建物表面のしっくいが流れる雨で傷まないように雨どいをつけ、その装飾が昔からの伝承による魔除けとなる魔物やモンスター等の姿を象ったという事です。

その特徴がノートルダム大聖堂に顕著に見られます。
魔物の姿をした雨どいの口から雨水が流れ落ちる様子は、大聖堂の穢れを放出する姿と解釈されていたそうです。

長年、西洋の宗教的な建築物の屋根をはじめいたるところに魔物の彫刻があるのか不思議でしたが、雨どいと魔除けと浄化を兼ねていたのかと、ようやく納得しました。

カジモトの姿はモンスター風で魔物に近く、大聖堂の奥深くを住処としていたのも象徴的で、このような文化的歴史的背景による、欧米では暗黙の了解のお話で、歴史的な勉強になります。

6:実写だったらエスメルダは誰?

歴代ディズニープリンセスのなかでは、エスメルダは、凄く美人でセクシーです。
それでいて優しくて、良い娘なのです。

現実にこのような人がいたら、ハートフルで素敵だと想像してしまいます。
混血でエメラルドグリーンの瞳のセクシー美女は、実写であったらいったい誰が演じるのだろうと思います。

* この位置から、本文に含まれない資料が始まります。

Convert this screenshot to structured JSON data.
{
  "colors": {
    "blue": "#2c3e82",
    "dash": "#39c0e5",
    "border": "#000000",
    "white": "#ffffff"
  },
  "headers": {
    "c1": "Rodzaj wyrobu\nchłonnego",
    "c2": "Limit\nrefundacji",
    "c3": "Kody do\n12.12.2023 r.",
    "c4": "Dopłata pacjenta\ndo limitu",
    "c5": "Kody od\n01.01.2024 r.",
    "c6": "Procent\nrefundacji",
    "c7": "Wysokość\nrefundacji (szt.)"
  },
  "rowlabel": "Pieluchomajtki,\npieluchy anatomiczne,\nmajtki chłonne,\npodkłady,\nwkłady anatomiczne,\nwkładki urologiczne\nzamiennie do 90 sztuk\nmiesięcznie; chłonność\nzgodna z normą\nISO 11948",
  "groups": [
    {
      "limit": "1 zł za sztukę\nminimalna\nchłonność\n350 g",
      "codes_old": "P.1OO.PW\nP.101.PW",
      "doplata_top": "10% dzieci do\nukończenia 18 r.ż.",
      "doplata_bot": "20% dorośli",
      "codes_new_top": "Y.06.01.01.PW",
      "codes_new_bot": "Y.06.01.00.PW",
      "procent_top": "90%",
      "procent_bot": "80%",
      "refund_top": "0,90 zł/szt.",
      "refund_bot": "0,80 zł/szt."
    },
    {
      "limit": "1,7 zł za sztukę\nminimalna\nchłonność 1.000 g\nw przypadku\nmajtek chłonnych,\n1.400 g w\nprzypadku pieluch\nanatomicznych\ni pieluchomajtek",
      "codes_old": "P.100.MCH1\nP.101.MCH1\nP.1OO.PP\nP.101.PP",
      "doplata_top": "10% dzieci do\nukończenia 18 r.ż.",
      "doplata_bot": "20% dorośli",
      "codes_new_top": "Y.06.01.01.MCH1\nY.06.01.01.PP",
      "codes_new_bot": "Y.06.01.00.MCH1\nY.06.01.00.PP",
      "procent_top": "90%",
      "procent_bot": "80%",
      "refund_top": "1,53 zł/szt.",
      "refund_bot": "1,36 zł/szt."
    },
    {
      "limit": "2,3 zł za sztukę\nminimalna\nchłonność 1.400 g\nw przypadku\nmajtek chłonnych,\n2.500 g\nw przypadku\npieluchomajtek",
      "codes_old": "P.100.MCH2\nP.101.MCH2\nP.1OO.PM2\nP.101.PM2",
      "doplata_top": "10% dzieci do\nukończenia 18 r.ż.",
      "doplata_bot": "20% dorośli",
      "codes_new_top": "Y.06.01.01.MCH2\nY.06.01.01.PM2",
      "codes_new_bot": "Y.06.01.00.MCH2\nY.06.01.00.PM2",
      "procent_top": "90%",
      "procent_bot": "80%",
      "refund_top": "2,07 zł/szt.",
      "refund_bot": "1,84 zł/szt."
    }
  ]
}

ここ数年、ディズニーアニメ映画の実写化が流行っており、興行的にも大成功しているためか「ノートルダムの鐘」も実写化される予定があるようです。

「ノートルダムの鐘」は大人なストーリーのため、舞台でも成功していることから本来実写向きの作品なのかもしれません。

今年の春に火災が発生して騒ぎになっていたノートルダム大聖堂ですが、修復後に現地ロケ等があるのでしょうか。

ちなみに邦題の“鐘”に直したタイトルは、印象的に内容にふさわしく美しいタイトルでこちらの方が良いと思います。